In a much-awaited ruling on a cross-border environmental dispute, the International Court of Justice in The Hague ruled overwhelmingly in Uruguay’s favor in a case brought by neighboring Argentina, which had attempted to force the closing and dismantling of a paper pulp mill on the Uruguay River, whose course forms part of the border between the two nations.

By an 11-3 vote the Court upheld Uruguay’s right to continue operating the plant, finding that Argentina failed to prove that it discharged pollutants harmful to the river and its surroundings, and to the local flora and fauna.

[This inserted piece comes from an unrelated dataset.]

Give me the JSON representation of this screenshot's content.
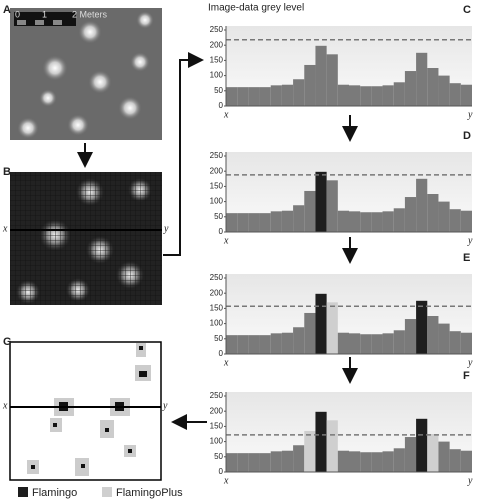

Argentina brought the case to the ICJ, otherwise known as the World Court, in 2006. The two sides presented their final arguments last September. The case was only the second environmental dispute to be heard at the ICJ, and the first since the 1990s.

Uruguay was represented by Foley Hoag LLP, led by Washington, D.C.-based partner and international law specialist Paul Reichler.

The Court’s judgment vindicated Uruguay’s assurances that, based on a comprehensive environmental impact analysis and strict monitoring of the plant’s discharges, it was environmentally sound in all respects with no risk of harm to the river or its surroundings. The Court also relied on independent monitoring reports prepared by experts from the World Bank’s International Finance Corporation, which confirmed the clean operation of the plant, and the absence of any environmental harm. Built by a Finnish firm for an estimated US $1.2 billion, the mill is the largest foreign investment in Uruguay’s history.

Reichler called the ruling a landmark decision confirming that “it is possible for a country to achieve its goal of sustainable economic development without compromising environmental protection.” The Court “performed a major service to the international community by setting the standards for determining when an industrial project may be considered free of risk to the environment.”

The Court found that, although Uruguay gave Argentina advance notice of its intention to authorize construction of the plant and an opportunity to consult about its environmental impact, it did not do so in the precise manner prescribed in a bilateral treaty between the two states. However, the Court rejected Argentina's claim that a technical procedural infraction of this nature justified shutting down a plant that caused no environmental harm.